We shall not find the answer by looking at Melchizedek, but we shall do so by considering Jesus, and noticing, how his special inheritance, qualifications and, above all, his being given immortality, made some aspects of Melchizedek typical of him. Although Melchizedek was mortal, his office had no forerunner or successor, and the hint of eternity is seen in this. In the epistle, the same word, “Order” is used for the Melchizedek and Levitical priesthoods, while in practice the words mean something quite different in the two instances. As applied to Levi and his sons, the word “order” referred to a system of succession by descent from father to son in the family of Levi only. As far as each priest was concerned, his office ended with his death. A break in the priesthood was involved by mortality. There was no such “order” of priests in which Melchizedek was included. He was an individual selected by God without respect to parentage or to succession. In this way, the priest, though mortal, could represent Christ. It was by his office of an unchanging priesthood. The High Priest for Ever required the immortal nature to fulfil his office-“But this man (Jesus), because he continueth ever, bath an unchangeable
One other quality in Jesus, not found in any lesser priest, is noted in Hebrews. It was his sinlessness.

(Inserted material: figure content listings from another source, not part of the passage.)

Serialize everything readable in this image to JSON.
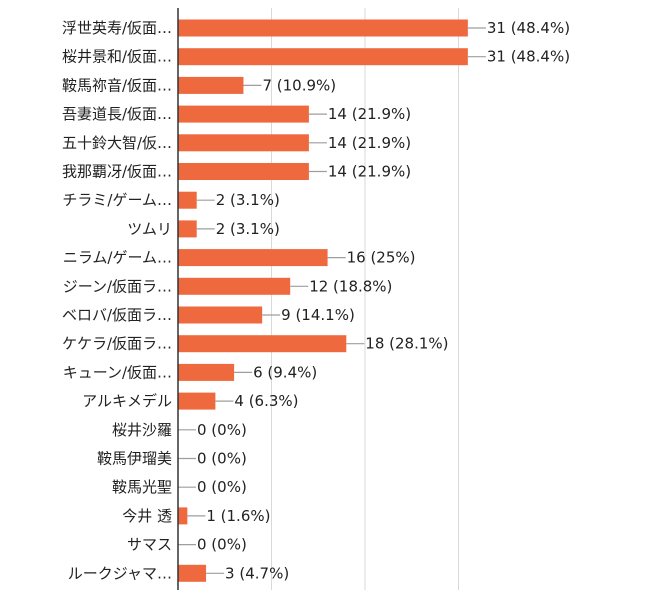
{
  "chart_data": {
    "type": "bar",
    "orientation": "horizontal",
    "title": "",
    "xlabel": "",
    "ylabel": "",
    "xlim": [
      0,
      32
    ],
    "grid": true,
    "legend": "none",
    "bar_color": "#EE6A3E",
    "categories": [
      "浮世英寿/仮面…",
      "桜井景和/仮面…",
      "鞍馬祢音/仮面…",
      "吾妻道長/仮面…",
      "五十鈴大智/仮…",
      "我那覇冴/仮面…",
      "チラミ/ゲーム…",
      "ツムリ",
      "ニラム/ゲーム…",
      "ジーン/仮面ラ…",
      "ベロバ/仮面ラ…",
      "ケケラ/仮面ラ…",
      "キューン/仮面…",
      "アルキメデル",
      "桜井沙羅",
      "鞍馬伊瑠美",
      "鞍馬光聖",
      "今井 透",
      "サマス",
      "ルークジャマ…"
    ],
    "values": [
      31,
      31,
      7,
      14,
      14,
      14,
      2,
      2,
      16,
      12,
      9,
      18,
      6,
      4,
      0,
      0,
      0,
      1,
      0,
      3
    ],
    "value_labels": [
      "31 (48.4%)",
      "31 (48.4%)",
      "7 (10.9%)",
      "14 (21.9%)",
      "14 (21.9%)",
      "14 (21.9%)",
      "2 (3.1%)",
      "2 (3.1%)",
      "16 (25%)",
      "12 (18.8%)",
      "9 (14.1%)",
      "18 (28.1%)",
      "6 (9.4%)",
      "4 (6.3%)",
      "0 (0%)",
      "0 (0%)",
      "0 (0%)",
      "1 (1.6%)",
      "0 (0%)",
      "3 (4.7%)"
    ]
  }
}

All priests taken from among men were sons of Adam, and sinners, because sin is the transgression of God’s law. The Mosaic Law, while continuing to reveal this same principle, was the embodiment of it so comprehensively as to constitute the very ministration of death. Designed for life (for underlying it were the golden laws to be fully expressed by Jesus), it became the ministration of death because it did not carry within it the means to give life. (If there had been such a law, it would have been this Mosaic law.) This law stopped short at the revealing of sin; it made sin appear more exceedingly sinful and the priests who officiated at its sacrifices, mortal and sinners themselves, savoured too much of death to suggest that step into the new dimension of immortality. Only the High Priest in the Mosaic system was made to indicate the change from mortality to immortality—when, once a year only, he moved through the veil, from the place where mortals were allowed into the Most Holy Place, signifying the divine nature.

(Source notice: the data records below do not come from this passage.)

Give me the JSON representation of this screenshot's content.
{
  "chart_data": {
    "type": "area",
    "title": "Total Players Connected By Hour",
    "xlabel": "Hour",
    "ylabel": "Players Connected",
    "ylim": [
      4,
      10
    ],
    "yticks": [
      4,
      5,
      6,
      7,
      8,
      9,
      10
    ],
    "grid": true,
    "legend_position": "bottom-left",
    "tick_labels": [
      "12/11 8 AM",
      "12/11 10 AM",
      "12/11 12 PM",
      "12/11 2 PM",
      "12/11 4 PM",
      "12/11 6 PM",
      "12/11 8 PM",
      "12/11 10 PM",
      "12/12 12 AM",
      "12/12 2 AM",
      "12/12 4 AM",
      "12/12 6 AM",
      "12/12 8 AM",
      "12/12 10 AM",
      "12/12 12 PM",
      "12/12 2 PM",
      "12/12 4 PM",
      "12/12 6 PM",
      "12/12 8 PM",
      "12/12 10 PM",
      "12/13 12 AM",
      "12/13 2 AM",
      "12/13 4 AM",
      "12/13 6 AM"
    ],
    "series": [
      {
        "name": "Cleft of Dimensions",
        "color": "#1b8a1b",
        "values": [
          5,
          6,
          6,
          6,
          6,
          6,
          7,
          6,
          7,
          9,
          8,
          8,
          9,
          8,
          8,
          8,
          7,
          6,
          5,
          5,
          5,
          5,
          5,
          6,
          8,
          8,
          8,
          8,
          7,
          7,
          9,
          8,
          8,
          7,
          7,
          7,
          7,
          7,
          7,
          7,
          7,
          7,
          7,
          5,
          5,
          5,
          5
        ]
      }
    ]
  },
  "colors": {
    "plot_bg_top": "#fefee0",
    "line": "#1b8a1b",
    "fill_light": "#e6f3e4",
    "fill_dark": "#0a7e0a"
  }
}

So, while priests offered sacrifices which helped to remind people of sin, but could not take sins away, and while the High Priest, who needed to offer for his own sins because he to was taken from among men, made his infrequent yet regular entries into the Most Holy Place, that was yet made with hands—the world awaited the One High Priest for Ever, who had not yet sacrificed and entered once for all into the presence of God.